Anche al cardinale Matteo Maria Zuppi, arcivescovo di Bologna, «piacerebbe poter celebrare la Settimana Santa e la Pasqua con la comunità», racconta a La Repubblica. Ma, precisa, «rischiare è pericoloso e le regole vanno rispettate e anche la Chiesa ha il dovere di farlo. Come vescovi abbiamo tanto sperato che le celebrazioni pasquali coincidessero con la fine dell’emergenza: purtroppo non è così». Quindi fa sapere: «C’è bisogno anche di Dio, oltre che di scienziati e medici. Per questi giorni così difficili direi, cercando sempre di trarre dalle avversità un bene, che occorre rafforzare la comunione tra le persone e la consapevolezza che la comunità ha bisogno dell’Eucaristia e viceversa».

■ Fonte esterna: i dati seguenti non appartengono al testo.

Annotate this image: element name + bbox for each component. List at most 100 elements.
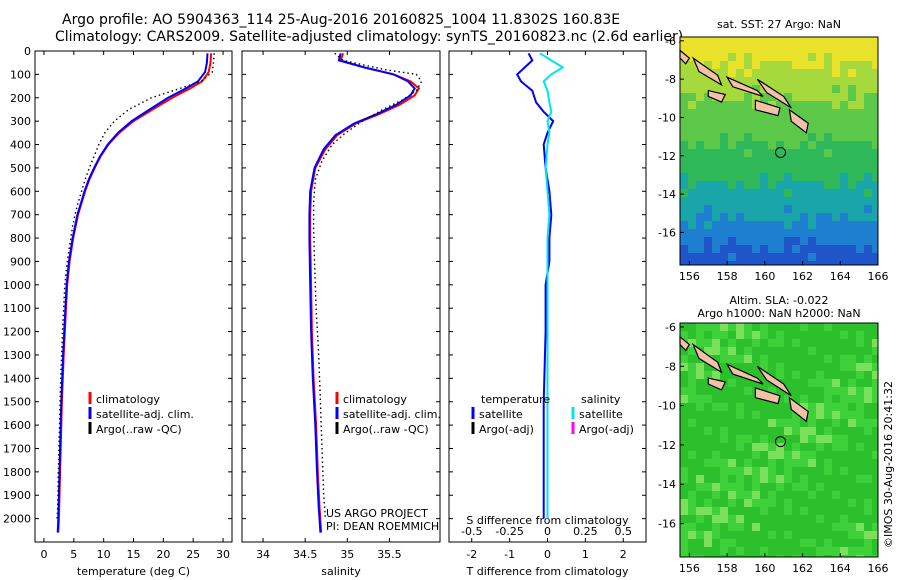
map-y-tick-label: -6 xyxy=(665,321,676,334)
map-cell xyxy=(776,323,784,331)
map-cell xyxy=(696,93,704,101)
map-cell xyxy=(832,339,840,347)
map-cell xyxy=(776,555,784,557)
map-cell xyxy=(792,157,800,165)
map-cell xyxy=(752,109,760,117)
chart-title-line-2: Climatology: CARS2009. Satellite-adjuste… xyxy=(55,29,684,45)
map-cell xyxy=(768,133,776,141)
map-cell xyxy=(808,403,816,411)
map-cell xyxy=(736,411,744,419)
map-cell xyxy=(832,379,840,387)
map-cell xyxy=(776,109,784,117)
map-cell xyxy=(840,61,848,69)
map-cell xyxy=(728,133,736,141)
map-cell xyxy=(712,507,720,515)
map-cell xyxy=(768,213,776,221)
map-cell xyxy=(712,109,720,117)
map-y-tick-label: -14 xyxy=(658,188,676,201)
map-cell xyxy=(752,483,760,491)
map-cell xyxy=(864,475,872,483)
map-cell xyxy=(680,387,688,395)
map-cell xyxy=(856,339,864,347)
map-cell xyxy=(736,237,744,245)
map-cell xyxy=(816,109,824,117)
map-cell xyxy=(712,523,720,531)
map-cell xyxy=(848,523,856,531)
map-cell xyxy=(744,141,752,149)
map-cell xyxy=(824,435,832,443)
map-cell xyxy=(872,411,878,419)
map-cell xyxy=(840,491,848,499)
map-cell xyxy=(752,371,760,379)
x-tick-label: 10 xyxy=(97,548,111,561)
map-cell xyxy=(824,411,832,419)
map-cell xyxy=(784,69,792,77)
map-cell xyxy=(720,205,728,213)
map-cell xyxy=(720,45,728,53)
map-cell xyxy=(720,491,728,499)
map-cell xyxy=(688,475,696,483)
map-cell xyxy=(768,261,776,265)
map-cell xyxy=(840,467,848,475)
map-cell xyxy=(848,85,856,93)
map-cell xyxy=(728,515,736,523)
map-cell xyxy=(704,61,712,69)
map-cell xyxy=(800,101,808,109)
map-cell xyxy=(688,395,696,403)
map-cell xyxy=(800,197,808,205)
map-cell xyxy=(704,181,712,189)
map-cell xyxy=(752,133,760,141)
map-cell xyxy=(872,117,878,125)
map-cell xyxy=(832,149,840,157)
map-cell xyxy=(864,141,872,149)
map-cell xyxy=(816,141,824,149)
map-y-tick-label: -16 xyxy=(658,518,676,531)
map-cell xyxy=(768,427,776,435)
map-cell xyxy=(800,323,808,331)
map-cell xyxy=(800,483,808,491)
map-cell xyxy=(696,157,704,165)
map-cell xyxy=(824,61,832,69)
top-tick-label: 0.25 xyxy=(573,525,598,538)
map-cell xyxy=(752,197,760,205)
map-cell xyxy=(736,101,744,109)
map-cell xyxy=(712,197,720,205)
map-cell xyxy=(712,475,720,483)
map-cell xyxy=(720,133,728,141)
map-cell xyxy=(680,555,688,557)
map-cell xyxy=(696,403,704,411)
map-cell xyxy=(840,101,848,109)
map-cell xyxy=(848,133,856,141)
map-cell xyxy=(816,547,824,555)
map-cell xyxy=(832,443,840,451)
map-cell xyxy=(696,499,704,507)
map-cell xyxy=(784,371,792,379)
map-cell xyxy=(720,459,728,467)
map-cell xyxy=(712,213,720,221)
map-cell xyxy=(872,77,878,85)
map-cell xyxy=(760,261,768,265)
map-cell xyxy=(824,133,832,141)
map-cell xyxy=(856,555,864,557)
x-tick-label: 0 xyxy=(40,548,47,561)
map-cell xyxy=(848,37,856,45)
map-cell xyxy=(760,523,768,531)
map-cell xyxy=(824,427,832,435)
map-cell xyxy=(712,419,720,427)
map-cell xyxy=(696,363,704,371)
map-cell xyxy=(872,237,878,245)
map-cell xyxy=(840,141,848,149)
map-cell xyxy=(800,443,808,451)
map-cell xyxy=(840,173,848,181)
map-cell xyxy=(688,253,696,261)
map-cell xyxy=(848,125,856,133)
map-cell xyxy=(864,237,872,245)
map-cell xyxy=(800,157,808,165)
map-cell xyxy=(848,547,856,555)
map-cell xyxy=(728,371,736,379)
map-cell xyxy=(832,245,840,253)
map-cell xyxy=(856,261,864,265)
map-sla-map xyxy=(679,322,879,558)
map-cell xyxy=(808,109,816,117)
map-cell xyxy=(744,197,752,205)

Comunque dalla Cei alle diocesi, passando per le parrocchie, si sono moltiplicate le possibilità di assistere alle celebrazioni: in tv, sulla radio, via web, nei social. Tutto ciò è frutto della «creatività pastorale», come la definisce l’arcivescovo di Monreale, Michele Pennisi, che sulla Stampaboccia le «proposte irresponsabili e pericolose» di taluni perché «non è il momento di allargare le maglie della sorveglianza sanitaria». E sottolinea: «È comprensibile la sofferenza di chi non può prendere parte dall’Eucaristia e neppure piangere i proprio morti al funerale. Ma la fede non è amuleto».

Resta poi la questione della visita alle chiese, che interroga anche Zuppi. Si può entrarvi se sono sulla strada del supermercato o della farmacia, secondo una circolare ministeriale. E qualche pastore prende posizione. «Come vescovi abbiamo chiesto alla Cei di intervenire – afferma il vescovo di Prato, Giovanni Nerbini, intervistato da La Nazione –. Il paradosso è questo: si chiede agli psicologi di dare sostegno alle persone in difficoltà e intanto si nega la possibilità di andare in chiesa ai fedeli che, se accontentati, riceverebbero un beneficio ben più grande». Nerbini è tutt’altro che un sostenitore delle Messe “aperte” in tempo di coronavirus e più volte ha richiamato alla responsabilità collettiva. «Non stiamo chiedendo di tornare agli assembramenti: solo che venga concessa la possibilità di uscire di casa per andare in una chiesa».